Dua keputusan penting yang bisa berdampak buruk terhadap tim itu menyangkut status pelatih Jovo Cuckovic yang tidak jelas dan pergantian Direktur Utama PT PBB dari H. Umuh Muchtar kepada Glen Sugito.
Menurut mantan pemain dan pelatih Persib, Bambang Sukowiyono, kedua keputusan yang belakang menimbulkan kisruh tersebut berdampak besar terhadap tim.
"Persoalan utama yang akan dibahas dalam pertemuan tersebut sebenarnya cuma soal pelatih. Tapi ternyata pertemuan bukan hanya memutuskan soal pelatih, tapi juga direktur utama. Ini yang dampaknya sangat besar buat tim," kata Suko ketika dihubungi "GM", Rabu (24/11).
Selain menggantungnya posisi Jovo setelah diputuskan diberhentikan, pemberhentian Umuh sebagai Dirut PT PBB dinilainya paling berdampak besar terhadap tim.
"Pak Umuh itu orang yang sangat berpengaruh di Persib. Kalau diganti, dampaknya pasti sangat besar. Jika ada keputusan seperti itu, mestinya sebelumnya harus diperhitungkan dulu secara matang," kata Suko.

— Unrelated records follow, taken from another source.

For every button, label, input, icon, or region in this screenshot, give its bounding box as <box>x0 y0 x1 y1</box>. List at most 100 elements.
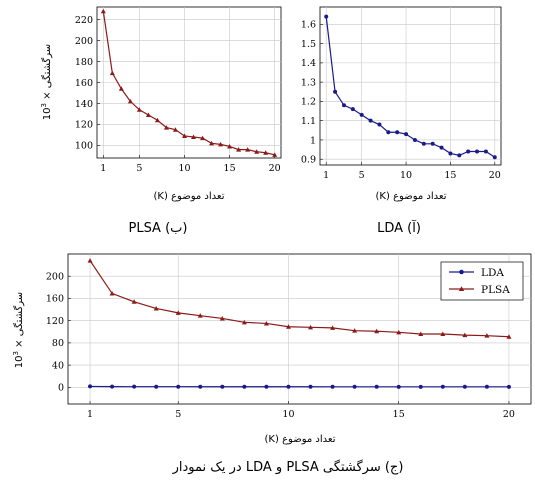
plsa-plsa-point <box>200 135 206 141</box>
combined-y-tick-label: 200 <box>46 272 64 283</box>
lda-lda-point <box>395 130 400 135</box>
combined-lda-point <box>330 384 335 389</box>
lda-y-tick-label: 1.3 <box>301 77 316 88</box>
lda-x-tick-label: 15 <box>444 170 456 181</box>
legend-plsa-marker <box>458 286 465 291</box>
plsa-plsa-point <box>145 112 151 118</box>
combined-plsa-point <box>131 299 137 304</box>
lda-panel: 1 5 10 15 200.911.11.21.31.41.51.6 تعداد موض… <box>301 6 502 236</box>
combined-y-tick-label: 160 <box>46 294 64 305</box>
plsa-y-tick-label: 100 <box>75 141 93 152</box>
plsa-plsa-point <box>218 141 224 147</box>
combined-legend: LDA PLSA <box>440 261 524 301</box>
combined-plsa-point <box>374 328 380 334</box>
combined-x-tick-label: 10 <box>282 409 294 420</box>
combined-plsa-point <box>241 319 247 325</box>
combined-lda-point <box>176 384 181 389</box>
lda-lda-point <box>430 141 435 146</box>
combined-plsa-point <box>263 320 269 326</box>
plsa-y-tick-label: 220 <box>75 15 93 26</box>
plsa-plsa-point <box>136 107 142 112</box>
combined-y-axis-label: سرگشتگی × 103 <box>12 292 25 368</box>
lda-lda-point <box>350 107 355 112</box>
lda-lda-point <box>359 112 364 117</box>
lda-lda-point <box>333 89 338 94</box>
combined-lda-point <box>352 384 357 389</box>
combined-plsa-point <box>330 325 336 330</box>
combined-lda-point <box>88 384 93 389</box>
combined-lda-point <box>286 384 291 389</box>
combined-x-axis-label: تعداد موضوع (K) <box>265 434 336 445</box>
lda-plot-frame <box>319 6 502 166</box>
lda-y-tick-label: 1 <box>310 135 316 146</box>
plsa-x-tick-label: 20 <box>269 163 281 174</box>
combined-y-tick-label: 120 <box>46 316 64 327</box>
combined-lda-point <box>374 384 379 389</box>
plsa-y-tick-label: 120 <box>75 120 93 131</box>
lda-lda-point <box>341 103 346 108</box>
plsa-grid <box>97 7 281 158</box>
plsa-plsa-point <box>254 149 260 154</box>
lda-lda-point <box>466 149 471 154</box>
lda-lda-point <box>475 149 480 154</box>
plsa-plsa-point <box>154 117 160 123</box>
combined-y-tick-label: 80 <box>52 338 64 349</box>
combined-series <box>87 258 512 389</box>
lda-tick-labels: 1 5 10 15 200.911.11.21.31.41.51.6 <box>301 20 501 181</box>
combined-plot-frame <box>67 253 532 405</box>
lda-x-tick-label: 10 <box>400 170 412 181</box>
combined-y-tick-label: 0 <box>58 383 64 394</box>
lda-lda-point <box>404 132 409 137</box>
plsa-plsa-point <box>172 127 178 132</box>
combined-plsa-point <box>87 258 93 263</box>
plsa-plsa-line <box>102 11 275 156</box>
lda-lda-point <box>377 122 382 127</box>
combined-lda-point <box>308 384 313 389</box>
combined-lda-point <box>506 384 511 389</box>
combined-plsa-point <box>197 313 203 318</box>
combined-plsa-point <box>285 324 291 329</box>
lda-lda-point <box>439 145 444 150</box>
lda-lda-point <box>368 118 373 123</box>
plsa-plsa-point <box>209 140 215 146</box>
combined-plsa-point <box>109 290 115 296</box>
plsa-plsa-point <box>163 125 169 130</box>
plsa-x-axis-label: تعداد موضوع (K) <box>154 191 225 202</box>
plsa-x-tick-label: 5 <box>136 163 142 174</box>
lda-lda-point <box>492 155 497 160</box>
combined-plsa-point <box>352 328 358 333</box>
combined-plsa-point <box>440 331 446 336</box>
legend-lda-label: LDA <box>481 267 504 279</box>
combined-x-tick-label: 20 <box>503 409 515 420</box>
plsa-plsa-point <box>181 133 187 138</box>
lda-y-tick-label: 1.4 <box>301 58 316 69</box>
combined-lda-point <box>484 384 489 389</box>
plsa-x-tick-label: 15 <box>224 163 236 174</box>
plsa-plsa-point <box>109 70 115 76</box>
combined-plsa-point <box>175 310 181 315</box>
lda-series <box>324 14 497 160</box>
plsa-plsa-point <box>127 98 133 104</box>
combined-plsa-point <box>153 305 159 311</box>
lda-y-tick-label: 1.6 <box>301 20 316 31</box>
plsa-caption: PLSA (ب) <box>128 221 187 236</box>
plsa-series <box>100 8 278 157</box>
plsa-y-tick-label: 160 <box>75 78 93 89</box>
lda-lda-point <box>457 153 462 158</box>
lda-y-tick-label: 1.2 <box>301 97 316 108</box>
combined-x-tick-label: 1 <box>87 409 93 420</box>
combined-plsa-point <box>418 331 424 336</box>
combined-x-tick-label: 15 <box>393 409 405 420</box>
combined-lda-point <box>110 384 115 389</box>
lda-caption: LDA (آ) <box>377 219 421 236</box>
legend-lda-marker <box>459 269 464 275</box>
lda-x-tick-label: 5 <box>359 170 365 181</box>
legend-box <box>440 261 524 301</box>
lda-lda-point <box>386 130 391 135</box>
legend-plsa-label: PLSA <box>481 284 510 296</box>
combined-plsa-point <box>396 329 402 335</box>
combined-plsa-point <box>308 324 314 330</box>
plsa-plsa-point <box>191 134 197 140</box>
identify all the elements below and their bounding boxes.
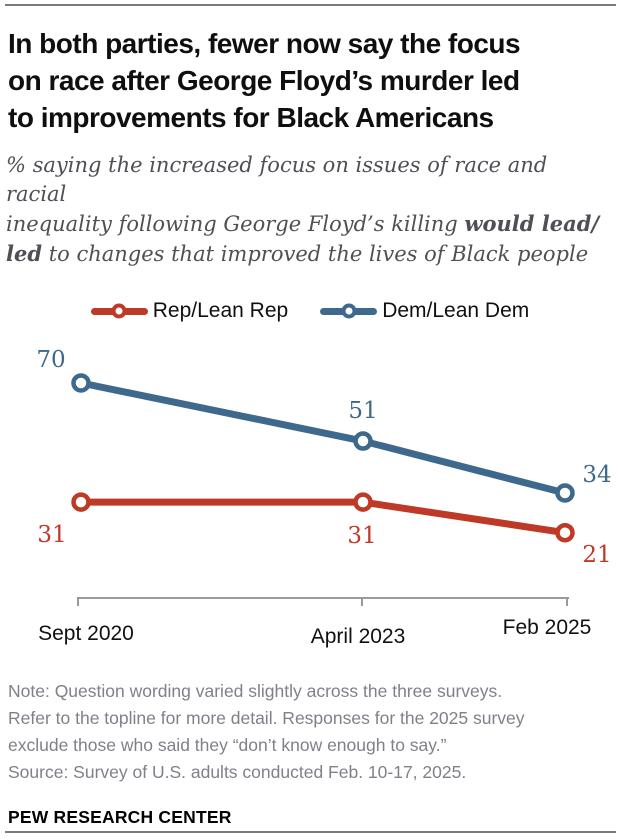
- data-point-marker: [555, 483, 575, 503]
- x-axis-label: Feb 2025: [503, 616, 592, 639]
- note-line: Note: Question wording varied slightly a…: [8, 681, 503, 701]
- top-divider: [5, 4, 616, 6]
- title-line-1: In both parties, fewer now say the focus: [8, 28, 521, 59]
- data-point-label: 21: [582, 542, 611, 568]
- subtitle-bold-text: would lead/: [464, 211, 600, 236]
- note-line: exclude those who said they “don’t know …: [8, 735, 447, 755]
- data-point-label: 31: [37, 522, 66, 548]
- legend-item-label: Rep/Lean Rep: [152, 299, 289, 322]
- bottom-divider: [5, 831, 616, 833]
- subtitle-text: % saying the increased focus on issues o…: [6, 153, 548, 206]
- pew-research-center-wordmark: PEW RESEARCH CENTER: [8, 807, 232, 827]
- rep-line-marker-icon: [90, 303, 148, 319]
- data-point-marker: [555, 522, 575, 543]
- chart-legend: Rep/Lean Rep Dem/Lean Dem: [0, 299, 620, 323]
- data-point-label: 70: [36, 347, 65, 373]
- legend-item-dem: Dem/Lean Dem: [320, 299, 529, 323]
- legend-item-rep: Rep/Lean Rep: [90, 299, 289, 323]
- chart-subtitle: % saying the increased focus on issues o…: [6, 151, 612, 269]
- note-line: Refer to the topline for more detail. Re…: [8, 708, 525, 728]
- data-point-marker: [353, 431, 373, 451]
- subtitle-text: to changes that improved the lives of Bl…: [42, 242, 589, 266]
- subtitle-text: inequality following George Floyd’s kill…: [6, 212, 465, 236]
- data-point-label: 31: [347, 523, 376, 549]
- open-circle-icon: [111, 303, 127, 319]
- open-circle-icon: [341, 303, 357, 319]
- series-line: [80, 379, 566, 497]
- data-point-label: 51: [348, 398, 377, 424]
- data-point-marker: [71, 492, 91, 512]
- title-line-2: on race after George Floyd’s murder led: [8, 65, 520, 96]
- legend-item-label: Dem/Lean Dem: [382, 299, 530, 322]
- line-chart: 31 31 21 70 51 34 Sept 2020 April 2023 Feb 2025: [36, 347, 611, 648]
- chart-notes: Note: Question wording varied slightly a…: [8, 678, 612, 786]
- series-line: [81, 498, 566, 537]
- page-title: In both parties, fewer now say the focus…: [8, 25, 610, 136]
- data-point-marker: [71, 373, 91, 393]
- title-line-3: to improvements for Black Americans: [8, 102, 494, 133]
- subtitle-bold-text: led: [6, 241, 43, 266]
- dem-line-marker-icon: [320, 303, 378, 319]
- x-axis-label: April 2023: [311, 625, 406, 648]
- source-line: Source: Survey of U.S. adults conducted …: [8, 762, 467, 782]
- x-axis-label: Sept 2020: [38, 622, 134, 645]
- data-point-label: 34: [582, 462, 611, 488]
- data-point-marker: [353, 492, 373, 512]
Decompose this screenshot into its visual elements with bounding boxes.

Karena itu, demi menyelamatkan Persib secara keseluruhan, Suko menyarankan agar para petinggi Persib segera melakukan konsolidasi secara internal untuk menciptakan suasana yang sekondusif mungkin. "Kalau itu tidak bisa dilakukan, saya tidak yakin akan ada perbaikan dari keputusan-keputusan yang sudah diambil itu," kata Suko.
Tetapkan Pelatih
Meski tidak secara langsung mengakui besarnya pengaruh keputusan rapat terhadap tim, asisten pelatih Persib, Robby Darwis sempat mengungkapkan harapannya agar manajemen klub segera menetapkan pelatih pengganti Jovo. Soal calonnya, Robby tak terlalu mempermasalahkan.
"Yang terpenting buat saya manajemen bisa segera menunjuk pelatih pengganti. Siapa pun dia, yang penting program tim bisa berjalan dengan baik," katanya.